Tuesday, May 22, 2007

Thunking in x64 -- one assembly approach

As noted in an earlier post, thunking in x64 isn't nearly as trivial as with x86. Since all calls are fastcall, which implies passing parameters in registers as well as (possibly) on the stack; some data shifting will be necessary. It's not that the thunk itself isn't trivial enough (at least if you ignore floating point detection, covered later), but it's a whole lot more complex in terms of instruction count, memory impact and so forth. To give you an impression of said impact, here's my first approach to thunking a function with eight parameters in total:

mov rax, qword ptr [rsp]        ; snatch return address
sub rsp, 8h                     ; expand the stack
mov qword ptr [rsp + 20h], r9   ; save fourth parameter in next to last spill slot
mov r9, r8                      ; push registry parameter 3->4
mov r8, rdx                     ; push registry parameter 2->3
mov rdx, rcx                    ; push registry parameter 1->2
mov rcx, 4h                     ; number of qwords to displace
mov r10, rdi                    ; store volatile edi in scratch
mov r11, rsi                    ; store volatile esi in scratch
lea rdi, QWORD PTR [rsp + 28h]  ; destination = last spill position on stack
lea rsi, QWORD PTR [rsp + 30h]  ; source = fifth param on stack
rep movsq                       ; move params up
mov qword ptr [rsp + 48h], rax  ; save old return address at the end of the frame
mov rcx, THIS POINTER           
mov rdi, r10                    ; restore from scratch
mov rsi, r11                    ; restore from scratch
mov rax, FUNCTION ADDRESS       
call rax                        ; call thunked function
mov rdx, qword ptr [rsp + 48h]  ; restore old return address to scratch
mov rcx, 8h                     ; number of qwords to displace
mov r10, rdi                    ; store volatile edi in scratch
mov r11, rsi                    ; store volatile esi in scratch
lea rdi, qword ptr [rsp + 48h]  ; destination = beyond last param on stack
lea rsi, qword ptr [rsp + 40h]  ; source = last param on stack
std                             ; set direction flag
rep movsq                       ; restore stack position of params
cld                             ; clear direction flag
mov qword ptr [rsp + 8h], rdx   ; place old return address in the right spot
mov rdi, r10                    ; restore from scratch
mov rsi, r11                    ; restore from scratch
add rsp, 8h                     ; shrink stack
ret                             ; return to caller

So what this will do is move (in reverse order) the parameters stored in RCX to RDX, RDX => R8, R8 => R9, and R9 onto the stack. The stack will also be expanded to suit the new parameter (the 'this' pointer), with four spill slots preserved for the four registry passed params:
  • RCX = 'this'
  • RDX = param 1
  • R8 = param 2
  • R9 = param 3

Param 4, which used to be in R9, will now reside just after the four spill slots, ahead of param 5->8.
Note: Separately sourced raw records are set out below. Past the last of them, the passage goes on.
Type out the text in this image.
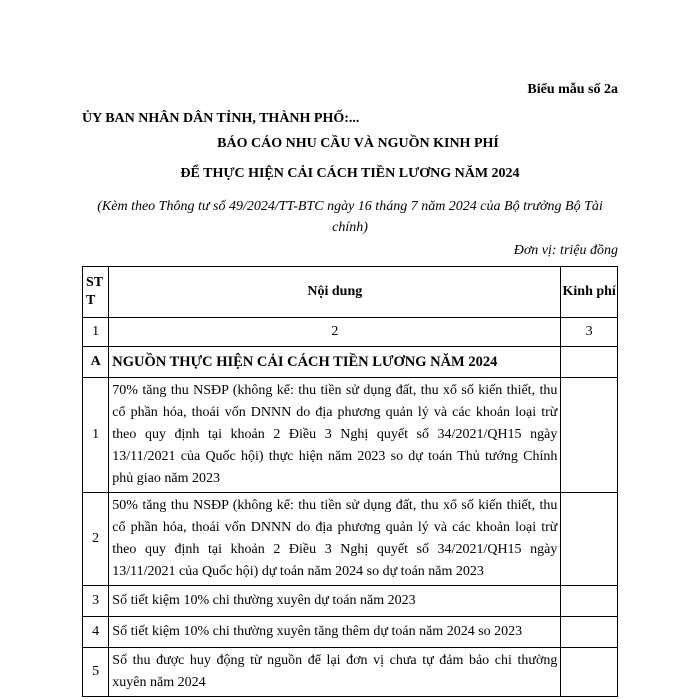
Biểu mẫu số 2a
ỦY BAN NHÂN DÂN TỈNH, THÀNH PHỐ:...
BÁO CÁO NHU CẦU VÀ NGUỒN KINH PHÍ
ĐỂ THỰC HIỆN CẢI CÁCH TIỀN LƯƠNG NĂM 2024
(Kèm theo Thông tư số 49/2024/TT-BTC ngày 16 tháng 7 năm 2024 của Bộ trưởng Bộ Tài chính)
Đơn vị: triệu đồng
STT	Nội dung	Kinh phí
1	2	3
A	NGUỒN THỰC HIỆN CẢI CÁCH TIỀN LƯƠNG NĂM 2024	
1	70% tăng thu NSĐP (không kể: thu tiền sử dụng đất, thu xổ số kiến thiết, thu cổ phần hóa, thoái vốn DNNN do địa phương quản lý và các khoản loại trừ theo quy định tại khoản 2 Điều 3 Nghị quyết số 34/2021/QH15 ngày 13/11/2021 của Quốc hội) thực hiện năm 2023 so dự toán Thủ tướng Chính phủ giao năm 2023	
2	50% tăng thu NSĐP (không kể: thu tiền sử dụng đất, thu xổ số kiến thiết, thu cổ phần hóa, thoái vốn DNNN do địa phương quản lý và các khoản loại trừ theo quy định tại khoản 2 Điều 3 Nghị quyết số 34/2021/QH15 ngày 13/11/2021 của Quốc hội) dự toán năm 2024 so dự toán năm 2023	
3	Số tiết kiệm 10% chi thường xuyên dự toán năm 2023	
4	Số tiết kiệm 10% chi thường xuyên tăng thêm dự toán năm 2024 so 2023	
5	Số thu được huy động từ nguồn để lại đơn vị chưa tự đảm bảo chi thường xuyên năm 2024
After adjusting the stack, the call will continue to the original target (member) function, which will run as normal. When that function returns, the thunk cleans the stack back up, and the original caller will be none the wiser. Apparently a non-member function was called, but in reality our thunk seamlessly adjusted the call to match a member function.
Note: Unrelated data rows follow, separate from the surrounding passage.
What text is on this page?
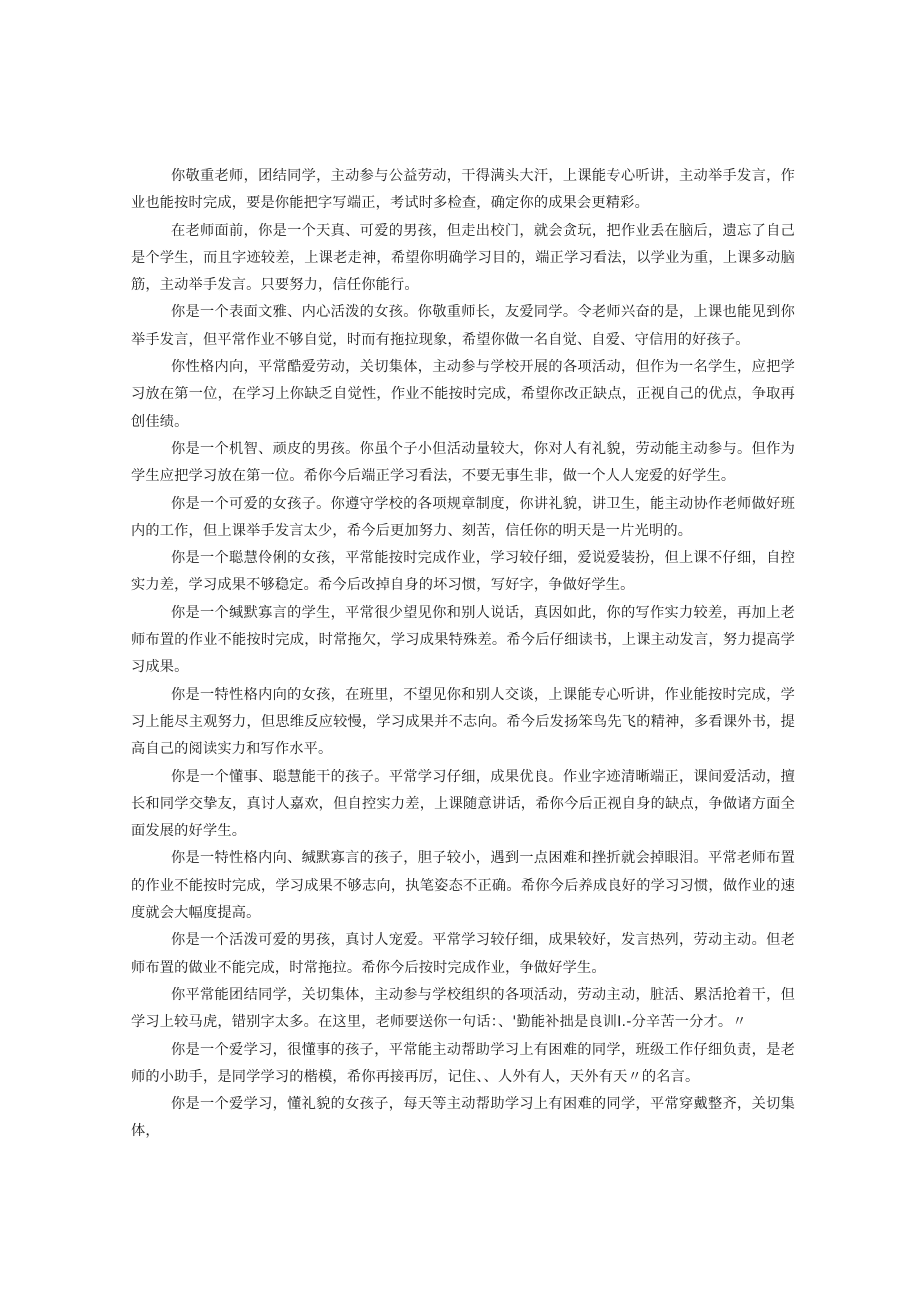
你敬重老师，团结同学，主动参与公益劳动，干得满头大汗，上课能专心听讲，主动举手发言，作业也能按时完成，要是你能把字写端正，考试时多检查，确定你的成果会更精彩。

在老师面前，你是一个天真、可爱的男孩，但走出校门，就会贪玩，把作业丢在脑后，遗忘了自己是个学生，而且字迹较差，上课老走神，希望你明确学习目的，端正学习看法，以学业为重，上课多动脑筋，主动举手发言。只要努力，信任你能行。

你是一个表面文雅、内心活泼的女孩。你敬重师长，友爱同学。令老师兴奋的是，上课也能见到你举手发言，但平常作业不够自觉，时而有拖拉现象，希望你做一名自觉、自爱、守信用的好孩子。

你性格内向，平常酷爱劳动，关切集体，主动参与学校开展的各项活动，但作为一名学生，应把学习放在第一位，在学习上你缺乏自觉性，作业不能按时完成，希望你改正缺点，正视自己的优点，争取再创佳绩。

你是一个机智、顽皮的男孩。你虽个子小但活动量较大，你对人有礼貌，劳动能主动参与。但作为学生应把学习放在第一位。希你今后端正学习看法，不要无事生非，做一个人人宠爱的好学生。

你是一个可爱的女孩子。你遵守学校的各项规章制度，你讲礼貌，讲卫生，能主动协作老师做好班内的工作，但上课举手发言太少，希今后更加努力、刻苦，信任你的明天是一片光明的。

你是一个聪慧伶俐的女孩，平常能按时完成作业，学习较仔细，爱说爱装扮，但上课不仔细，自控实力差，学习成果不够稳定。希今后改掉自身的坏习惯，写好字，争做好学生。

你是一个缄默寡言的学生，平常很少望见你和别人说话，真因如此，你的写作实力较差，再加上老师布置的作业不能按时完成，时常拖欠，学习成果特殊差。希今后仔细读书，上课主动发言，努力提高学习成果。

你是一特性格内向的女孩，在班里，不望见你和别人交谈，上课能专心听讲，作业能按时完成，学习上能尽主观努力，但思维反应较慢，学习成果并不志向。希今后发扬笨鸟先飞的精神，多看课外书，提高自己的阅读实力和写作水平。

你是一个懂事、聪慧能干的孩子。平常学习仔细，成果优良。作业字迹清晰端正，课间爱活动，擅长和同学交挚友，真讨人嘉欢，但自控实力差，上课随意讲话，希你今后正视自身的缺点，争做诸方面全面发展的好学生。

你是一特性格内向、缄默寡言的孩子，胆子较小，遇到一点困难和挫折就会掉眼泪。平常老师布置的作业不能按时完成，学习成果不够志向，执笔姿态不正确。希你今后养成良好的学习习惯，做作业的速度就会大幅度提高。

你是一个活泼可爱的男孩，真讨人宠爱。平常学习较仔细，成果较好，发言热列，劳动主动。但老师布置的做业不能完成，时常拖拉。希你今后按时完成作业，争做好学生。

你平常能团结同学，关切集体，主动参与学校组织的各项活动，劳动主动，脏活、累活抢着干，但学习上较马虎，错别字太多。在这里，老师要送你一句话：、'勤能补拙是良训I.-分辛苦一分才。〃

你是一个爱学习，很懂事的孩子，平常能主动帮助学习上有困难的同学，班级工作仔细负责，是老师的小助手，是同学学习的楷模，希你再接再厉，记住、、人外有人，天外有天〃的名言。

你是一个爱学习，懂礼貌的女孩子，每天等主动帮助学习上有困难的同学，平常穿戴整齐，关切集体，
So that's it for the new thunk approach. I still haven't decided whether or not to make an adapted Thunk64 library, similar to the Thunk32 library I've previously released. The reason is simply that with the added complexity, the thunk is nearing too large to defend -- efficiency wise. Not to mention the fact that there will have to be a bunch of different thunk variations, depending on the parameter count and type. The fastcall calling convention places the first four floating point parameters in MMX registers, and that obviously wouldn't be handled by the thunk shown above. Some template magic would have to deal with all of that, but again: I'm not really sure if it's worth it.
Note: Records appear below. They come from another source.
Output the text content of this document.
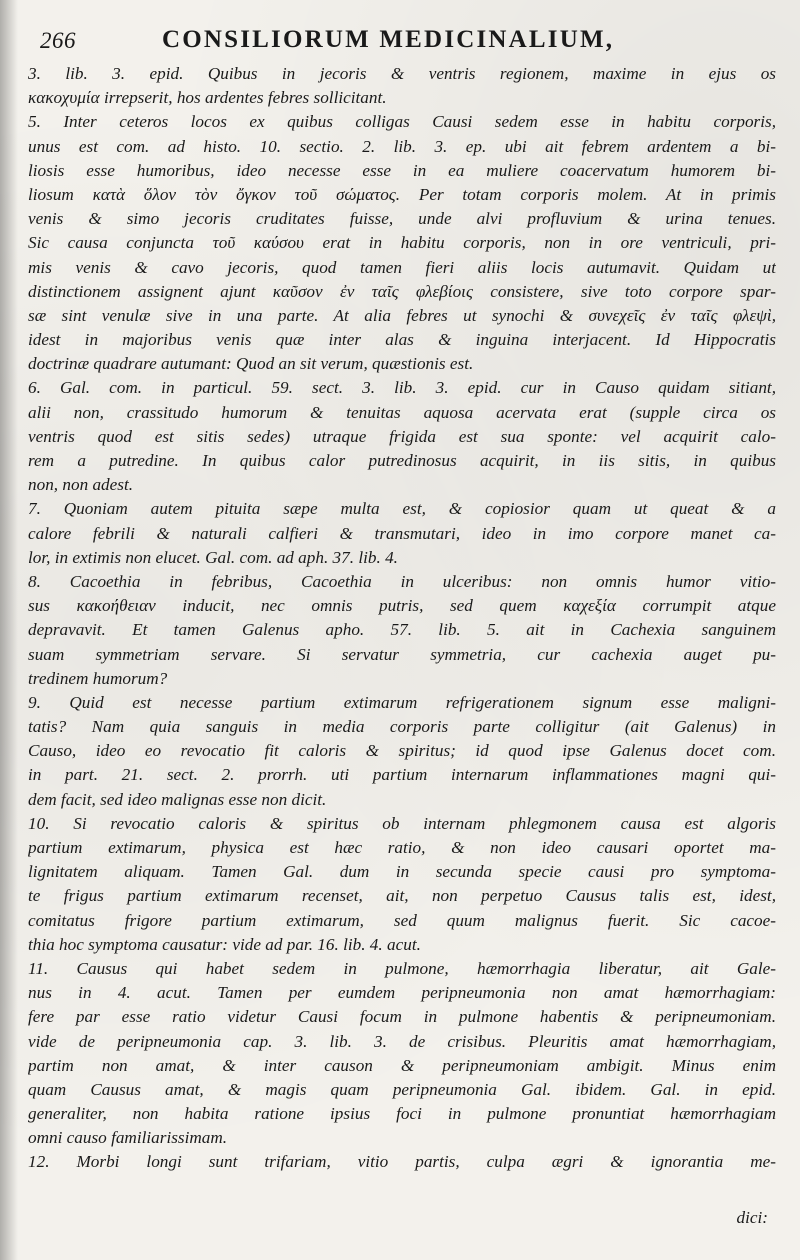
266	CONSILIORUM MEDICINALIUM,
3. lib. 3. epid. Quibus in jecoris & ventris regionem, maxime in ejus os
κακοχυμία irrepserit, hos ardentes febres sollicitant.
5. Inter ceteros locos ex quibus colligas Causi sedem esse in habitu corporis,
unus est com. ad histo. 10. sectio. 2. lib. 3. ep. ubi ait febrem ardentem a bi-
liosis esse humoribus, ideo necesse esse in ea muliere coacervatum humorem bi-
liosum κατὰ ὅλον τὸν ὄγκον τοῦ σώματος. Per totam corporis molem. At in primis
venis & simo jecoris cruditates fuisse, unde alvi profluvium & urina tenues.
Sic causa conjuncta τοῦ καύσου erat in habitu corporis, non in ore ventriculi, pri-
mis venis & cavo jecoris, quod tamen fieri aliis locis autumavit. Quidam ut
distinctionem assignent ajunt καῦσον ἐν ταῖς φλεβίοις consistere, sive toto corpore spar-
sæ sint venulæ sive in una parte. At alia febres ut synochi & συνεχεῖς ἐν ταῖς φλεψὶ,
idest in majoribus venis quæ inter alas & inguina interjacent. Id Hippocratis
doctrinæ quadrare autumant: Quod an sit verum, quæstionis est.
6. Gal. com. in particul. 59. sect. 3. lib. 3. epid. cur in Causo quidam sitiant,
alii non, crassitudo humorum & tenuitas aquosa acervata erat (supple circa os
ventris quod est sitis sedes) utraque frigida est sua sponte: vel acquirit calo-
rem a putredine. In quibus calor putredinosus acquirit, in iis sitis, in quibus
non, non adest.
7. Quoniam autem pituita sæpe multa est, & copiosior quam ut queat & a
calore febrili & naturali calfieri & transmutari, ideo in imo corpore manet ca-
lor, in extimis non elucet. Gal. com. ad aph. 37. lib. 4.
8. Cacoethia in febribus, Cacoethia in ulceribus: non omnis humor vitio-
sus κακοήθειαν inducit, nec omnis putris, sed quem καχεξία corrumpit atque
depravavit. Et tamen Galenus apho. 57. lib. 5. ait in Cachexia sanguinem
suam symmetriam servare. Si servatur symmetria, cur cachexia auget pu-
tredinem humorum?
9. Quid est necesse partium extimarum refrigerationem signum esse maligni-
tatis? Nam quia sanguis in media corporis parte colligitur (ait Galenus) in
Causo, ideo eo revocatio fit caloris & spiritus; id quod ipse Galenus docet com.
in part. 21. sect. 2. prorrh. uti partium internarum inflammationes magni qui-
dem facit, sed ideo malignas esse non dicit.
10. Si revocatio caloris & spiritus ob internam phlegmonem causa est algoris
partium extimarum, physica est hæc ratio, & non ideo causari oportet ma-
lignitatem aliquam. Tamen Gal. dum in secunda specie causi pro symptoma-
te frigus partium extimarum recenset, ait, non perpetuo Causus talis est, idest,
comitatus frigore partium extimarum, sed quum malignus fuerit. Sic cacoe-
thia hoc symptoma causatur: vide ad par. 16. lib. 4. acut.
11. Causus qui habet sedem in pulmone, hæmorrhagia liberatur, ait Gale-
nus in 4. acut. Tamen per eumdem peripneumonia non amat hæmorrhagiam:
fere par esse ratio videtur Causi focum in pulmone habentis & peripneumoniam.
vide de peripneumonia cap. 3. lib. 3. de crisibus. Pleuritis amat hæmorrhagiam,
partim non amat, & inter causon & peripneumoniam ambigit. Minus enim
quam Causus amat, & magis quam peripneumonia Gal. ibidem. Gal. in epid.
generaliter, non habita ratione ipsius foci in pulmone pronuntiat hæmorrhagiam
omni causo familiarissimam.
12. Morbi longi sunt trifariam, vitio partis, culpa ægri & ignorantia me-
dici:
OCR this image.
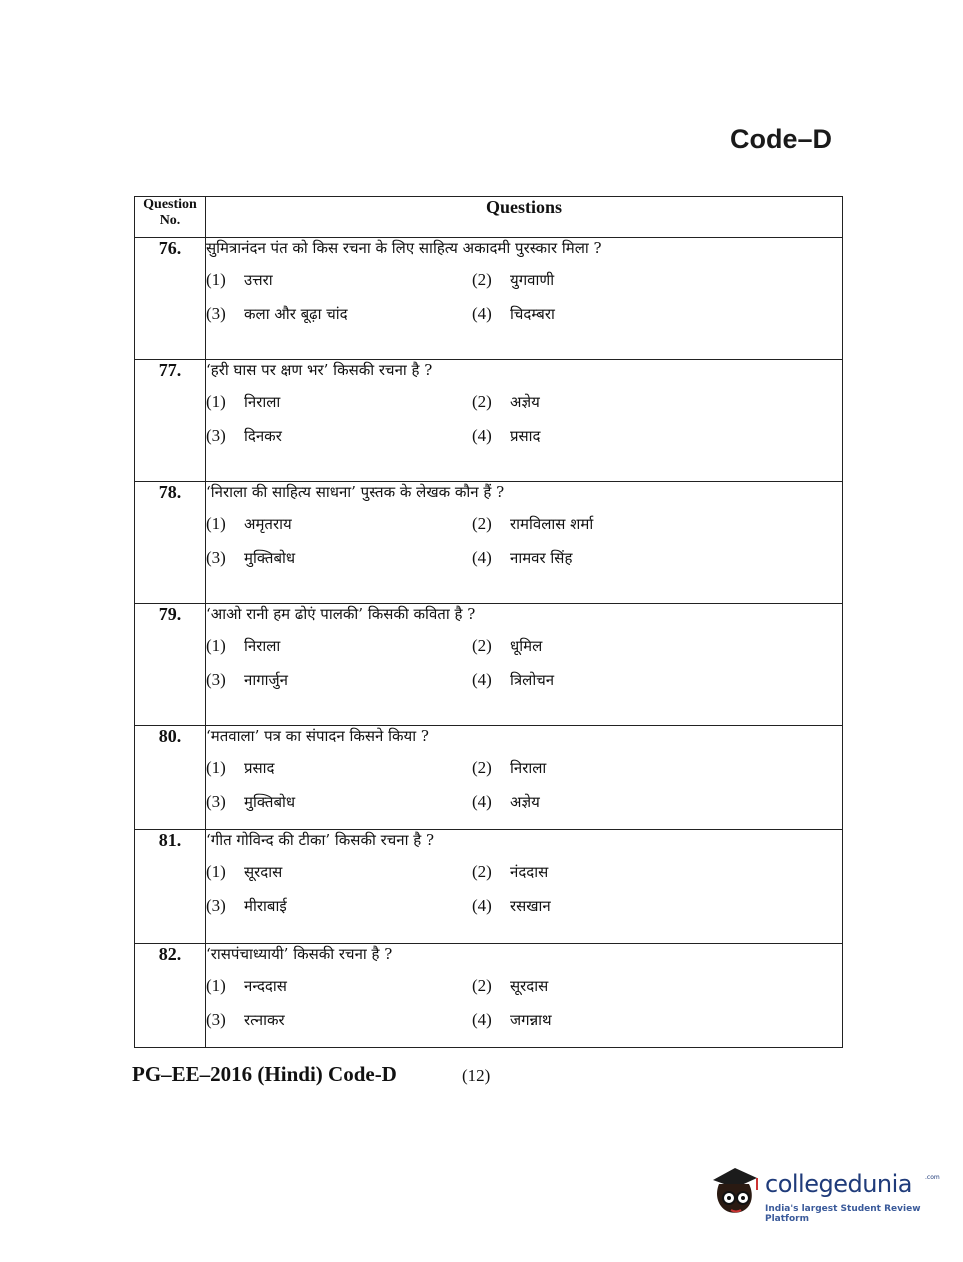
Code–D
Question No.	Questions
76.	सुमित्रानंदन पंत को किस रचना के लिए साहित्य अकादमी पुरस्कार मिला ?
(1) उत्तरा (2) युगवाणी
(3) कला और बूढ़ा चांद (4) चिदम्बरा

77.	‘हरी घास पर क्षण भर’ किसकी रचना है ?
(1) निराला (2) अज्ञेय
(3) दिनकर (4) प्रसाद

78.	‘निराला की साहित्य साधना’ पुस्तक के लेखक कौन हैं ?
(1) अमृतराय (2) रामविलास शर्मा
(3) मुक्तिबोध (4) नामवर सिंह

79.	‘आओ रानी हम ढोएं पालकी’ किसकी कविता है ?
(1) निराला (2) धूमिल
(3) नागार्जुन (4) त्रिलोचन

80.	‘मतवाला’ पत्र का संपादन किसने किया ?
(1) प्रसाद (2) निराला
(3) मुक्तिबोध (4) अज्ञेय

81.	‘गीत गोविन्द की टीका’ किसकी रचना है ?
(1) सूरदास (2) नंददास
(3) मीराबाई (4) रसखान

82.	‘रासपंचाध्यायी’ किसकी रचना है ?
(1) नन्ददास (2) सूरदास
(3) रत्नाकर (4) जगन्नाथ
PG–EE–2016 (Hindi) Code-D	(12)
collegedunia .com
India's largest Student Review Platform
I think we'll leave it at "we'll see" for now :)

1 comment:

peterchen said...

You seem to be the guy for thunks" :)

I've picked up a WNDPROC thunking mechanism for Win32 that replaces the HWND with the object pointer (rather than adding the pointer).

The idea is that the WNDPROC/Object combination is unique and each gets its own thunk, so the object can as well store the HWND.

Would that be easier, as you don't need to shift the remaining parameters?